I was somewhat in the middle, but I was at that time giving the Pentecostal faith a try. It wasn’t for me. He wasn’t always Christian but suddenly started getting into it.

1

maybe you should just move on and find somebody that believes is you do. It is impossible
to convince something different than what they believe is true. I was married to a religious person
and things were well until our children became adults.. And she decided she could not live with me anymore and got a divorce. My children were allowed to choose anyone to be religious or not.
They did not go to church until they were old enough to realize what was going on. The divorce was a very hard thing to live with. But peoplelearn religion at a very young age and brainwashed
and not many people can leave their religion.

dc65 Level 7 Dec 7, 2017
2

I won't date anyone in a religion. I've been single so long, I've forgotten what it's like getting into arguments.

You should not get into arguments with the person you care about so next time
I have a person like me, I prefer to discuss things and come to a compromise
the person you searching for, or would like in your life should have your view
about important things that make people compatible. If you are older I would fall in love with you.

I’m glad I’m not alone in this.

Thanks.

No thank you. Lol.

2

Hang in there...
You're probably better off in breaking up now , than later..
Being bright and beautiful, I think you'll do just fine !!!

3

Sorry. Maybe that’s why it took me so long to find a girlfriend… Not only did I take love serious, I wasn’t sure if I could find anyone lacking god beliefs. Eventually, I did, and we had a pretty good run. But I’ve lost count of how many marriages eventually ended over ‘religion.’ I’ve a sister who could be ‘exhibit A.’

Not only do they end over ‘a god or not,’ but over which flavor of religion each are. I’d usually hear the perspective from the non, or least religious one. Something like, ‘I didn’t know he took it so seriously?’ Or, ‘we thought we could work out the differences,’ Or, ‘when the kids came along, religion became more important’... I concluded, and remain convinced that you’ve both got to be on the same track, or you're headed for a wreck… Damnit 😟

...feels like I’m giving fatherly advice, but when I do, I try to respect everyone’s feelings, including ‘his.’ So, you know what he thinks, how fair is it to him to expect him to change? Though new, I’ve been impressed by your youthful wisdom, thus it’s sad to consider what’s just happened.. But as much as I’d suggest you respect his feelings - prioritize yours ~

Varn Level 8 Dec 7, 2017
2

You're giving the bible and the entire Christian faith too much credit in your argument.

Don't even acknowledge that god EVER existed, or satan, or any of the characters in the bible for that matter.
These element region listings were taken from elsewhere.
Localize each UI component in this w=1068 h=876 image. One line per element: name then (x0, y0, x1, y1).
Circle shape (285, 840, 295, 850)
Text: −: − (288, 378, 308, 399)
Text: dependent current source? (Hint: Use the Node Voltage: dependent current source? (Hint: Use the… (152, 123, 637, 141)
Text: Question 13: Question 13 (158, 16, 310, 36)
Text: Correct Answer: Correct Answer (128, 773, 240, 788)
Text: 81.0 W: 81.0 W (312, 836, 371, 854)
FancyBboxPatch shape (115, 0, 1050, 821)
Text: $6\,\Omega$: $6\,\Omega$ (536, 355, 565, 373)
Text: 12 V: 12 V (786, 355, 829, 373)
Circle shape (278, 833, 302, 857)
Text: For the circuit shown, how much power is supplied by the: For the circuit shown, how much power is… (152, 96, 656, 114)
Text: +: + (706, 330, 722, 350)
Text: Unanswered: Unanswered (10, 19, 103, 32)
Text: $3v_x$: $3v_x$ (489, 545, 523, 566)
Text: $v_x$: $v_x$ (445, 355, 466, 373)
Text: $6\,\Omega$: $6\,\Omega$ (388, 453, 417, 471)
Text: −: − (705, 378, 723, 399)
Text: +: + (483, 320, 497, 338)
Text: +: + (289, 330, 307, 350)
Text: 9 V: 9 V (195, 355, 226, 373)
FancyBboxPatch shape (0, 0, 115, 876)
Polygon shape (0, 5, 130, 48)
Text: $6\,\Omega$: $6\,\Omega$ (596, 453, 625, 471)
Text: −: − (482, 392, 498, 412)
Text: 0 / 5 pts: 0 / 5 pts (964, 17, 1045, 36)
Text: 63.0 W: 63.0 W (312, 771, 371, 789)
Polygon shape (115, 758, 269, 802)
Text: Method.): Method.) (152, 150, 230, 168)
By letting him see how little you believe in it, maybe it will make him see it from your perspective, at least somewhat.
It's only a story to you, don't treat god as anything more than The Tooth Fairy.
No heaven, no hell, no fear.

Taking your advice and running with it.

4

People need to talk about issues like this early in the relationship. Probably best that you found out now, rather than later.

4

Sounds like you have a lot of thinking to do and when he is calm some talking. Remember he has as much right to his beliefs as you do so respect is key.

I wish you well and hope your next conversation is a rewarding one.

Take care.

Betty Level 8 Dec 7, 2017
5

Maybe look at this as a sign that you need someone in your life who is more accepting of your life path. Obviously, you see it as a big enough deal that you needed to come clean about it and he was clearly not supportive when you did. To me, that would be a huge red flag.

Sorry if this response seems too forthright, but I've never been one to sugar coat things.

...thirded ~

It was point on!

1

Putting religion aside, if we can't respect our partner's right to have their own beliefs, the relationship is guaranteed to be an unhappy and non-supportive one. I have opted out of relationships over beliefs that were going to be very problematic, such as racism, sexism, homophobia, and a basic inability too empathize with others.